À 15 ans, elle se marie avec Jacques Guyon du Chesnoy, un riche parti de 22 ans son aîné, malade, querelleur et mesquin. Les épousailles avaient été conclues en catimini par les parents. Elle sera toujours une excellente épouse et mère, mais pour surmonter sa vie conjugale difficile (cinq maternités, perte de deux enfants), elle s'adonne à l'oraison, à l'ascèse et à la mortification, mais surtout à la mystique de l'esprit d'enfance, de confiance et d'abandon, qui correspond mieux à son tempérament joyeux et rayonnant. Elle s'émerveille de tout. Sur les conseils de son directeur spirituel François La Combe, barnabite, elle contracte à 24 ans un mariage mystique avec l'Enfant Jésus.

Veuve à 28 ans, elle se retrouve désemparée, avec une santé chancelante, mais libre et fortunée. Écartant des offres de mariage, elle poursuit son aventure spirituelle. Elle renonce à sa propre volonté pour se laisser habiter et mouvoir par la volonté de Dieu «comme un petit poisson dans la mer.» C'est une passivité active mais assumée dans la joie et la louange.

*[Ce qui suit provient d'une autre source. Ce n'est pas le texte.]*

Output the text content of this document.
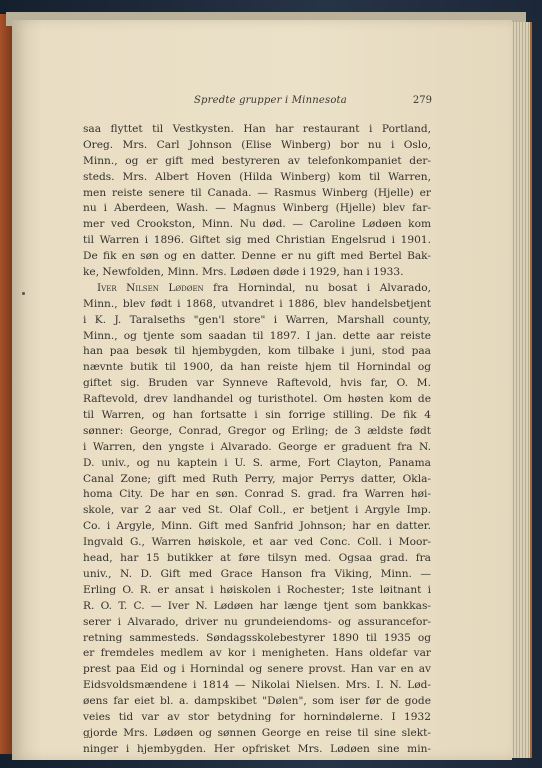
Spredte grupper i Minnesota	279
saa flyttet til Vestkysten. Han har restaurant i Portland,
Oreg. Mrs. Carl Johnson (Elise Winberg) bor nu i Oslo,
Minn., og er gift med bestyreren av telefonkompaniet der-
steds. Mrs. Albert Hoven (Hilda Winberg) kom til Warren,
men reiste senere til Canada. — Rasmus Winberg (Hjelle) er
nu i Aberdeen, Wash. — Magnus Winberg (Hjelle) blev far-
mer ved Crookston, Minn. Nu død. — Caroline Lødøen kom
til Warren i 1896. Giftet sig med Christian Engelsrud i 1901.
De fik en søn og en datter. Denne er nu gift med Bertel Bak-
ke, Newfolden, Minn. Mrs. Lødøen døde i 1929, han i 1933.
Iver Nilsen Lødøen fra Hornindal, nu bosat i Alvarado,
Minn., blev født i 1868, utvandret i 1886, blev handelsbetjent
i K. J. Taralseths "gen'l store" i Warren, Marshall county,
Minn., og tjente som saadan til 1897. I jan. dette aar reiste
han paa besøk til hjembygden, kom tilbake i juni, stod paa
nævnte butik til 1900, da han reiste hjem til Hornindal og
giftet sig. Bruden var Synneve Raftevold, hvis far, O. M.
Raftevold, drev landhandel og turisthotel. Om høsten kom de
til Warren, og han fortsatte i sin forrige stilling. De fik 4
sønner: George, Conrad, Gregor og Erling; de 3 ældste født
i Warren, den yngste i Alvarado. George er graduent fra N.
D. univ., og nu kaptein i U. S. arme, Fort Clayton, Panama
Canal Zone; gift med Ruth Perry, major Perrys datter, Okla-
homa City. De har en søn. Conrad S. grad. fra Warren høi-
skole, var 2 aar ved St. Olaf Coll., er betjent i Argyle Imp.
Co. i Argyle, Minn. Gift med Sanfrid Johnson; har en datter.
Ingvald G., Warren høiskole, et aar ved Conc. Coll. i Moor-
head, har 15 butikker at føre tilsyn med. Ogsaa grad. fra
univ., N. D. Gift med Grace Hanson fra Viking, Minn. —
Erling O. R. er ansat i høiskolen i Rochester; 1ste løitnant i
R. O. T. C. — Iver N. Lødøen har længe tjent som bankkas-
serer i Alvarado, driver nu grundeiendoms- og assurancefor-
retning sammesteds. Søndagsskolebestyrer 1890 til 1935 og
er fremdeles medlem av kor i menigheten. Hans oldefar var
prest paa Eid og i Hornindal og senere provst. Han var en av
Eidsvoldsmændene i 1814 — Nikolai Nielsen. Mrs. I. N. Lød-
øens far eiet bl. a. dampskibet "Dølen", som iser før de gode
veies tid var av stor betydning for hornindølerne. I 1932
gjorde Mrs. Lødøen og sønnen George en reise til sine slekt-
ninger i hjembygden. Her opfrisket Mrs. Lødøen sine min-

À 32 ans, elle quitte le foyer et entreprend une vie voyagère. Elle va d'abord à Paris où elle rencontre Mgr D'Arenthon, évêque de Genève, qui l'attire vers les Nouvelles Catholiques, une oeuvre vouée à l'éducation religieuse des protestantes converties. L'évêque, qui convoite sa fortune, la dirige à Gex, où un nouvel institut vient d'être fondé. Madame Guyon comble l'oeuvre de dons mais refuse de s'y engager par des voeux. Elle se méfie de certains aspects de l'oeuvre. Après des pressions, l'évêque la met en demeure de partir ou de rester. Elle part. Une campagne de calomnies est déclenchée contre Madame Guyon et le père La Combe.

Elle se réfugie à 35 ans chez les Ursulines de Thonon où elle passe deux années décisives. Elle approfondit sa pensée et découvre que son expérience spirituelle est communicable. Elle écrit Moyen court et très facile de faire oraison, appelé Moyen Court. Elle compose aussi Les Torrents, long poème théologique sur le thème du Pur Amour.

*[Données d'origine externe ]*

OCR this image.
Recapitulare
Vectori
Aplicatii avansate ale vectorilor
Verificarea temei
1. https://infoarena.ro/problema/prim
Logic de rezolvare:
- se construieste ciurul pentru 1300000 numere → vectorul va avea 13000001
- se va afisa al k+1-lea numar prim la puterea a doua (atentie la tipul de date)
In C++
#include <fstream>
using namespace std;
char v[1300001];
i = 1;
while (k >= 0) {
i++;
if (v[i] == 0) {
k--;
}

À cette époque d'intolérance, écrire sur des matières religieuses est déjà périlleux. Mais pour une femme, laïque par surcroît et liée à aucun ordre ou clan religieux, le danger est extrême, d'autant plus que la démarche spirituelle de Madame Guyon est éminemment personnelle. Certains veillent jalousement au grain.

Reportons-nous au contexte politico-religieux de l'époque. La France vit sous un régime de monarchie absolue avec Louis XIV. Quant à l'Église, qui est gallicane, elle affiche pour les affaires temporelles une indépendance farouche face à Rome (contrairement à l'Église du Québec qui, ultramontaine, s'en remet à l'autorité du Saint-Siège).

La population française est composée de plus de 90% de catholiques. Quant au reste, ce sont les huguenots (protestants calvinistes), l'élite économique du pays. Ça grenouille et le roi est sur le point de révoquer l'édit de Nantes qui accorde des droits minimes aux protestants. Ils seront alors persécutés et quitteront massivement le pays.

L'État est aussi engagé dans une lutte à finir avec le jansénisme (qui influence fortement l'Église du Québec). Le foyer des jansénistes est Port-Royal, ses têtes d'affiche sont Saint-Cyran et Pascal, et un influent parti politique les soutient.

De plus, l'affaire Molinos fait du bruit. Selon la doctrine de ce théologien espagnol, il est possible d'atteindre la perfection chrétienne dans un état de contemplation passive et d'absorption en Dieu (quiétude). Ses oeuvres sont à la veille d'être condamnées par Rome, et Molinos mourra en prison. Bref, tout ce qui se rapproche du quiétisme est hérésie. La chasse aux mystiques est ouverte; ils sont traqués comme les sorcières des siècles passés.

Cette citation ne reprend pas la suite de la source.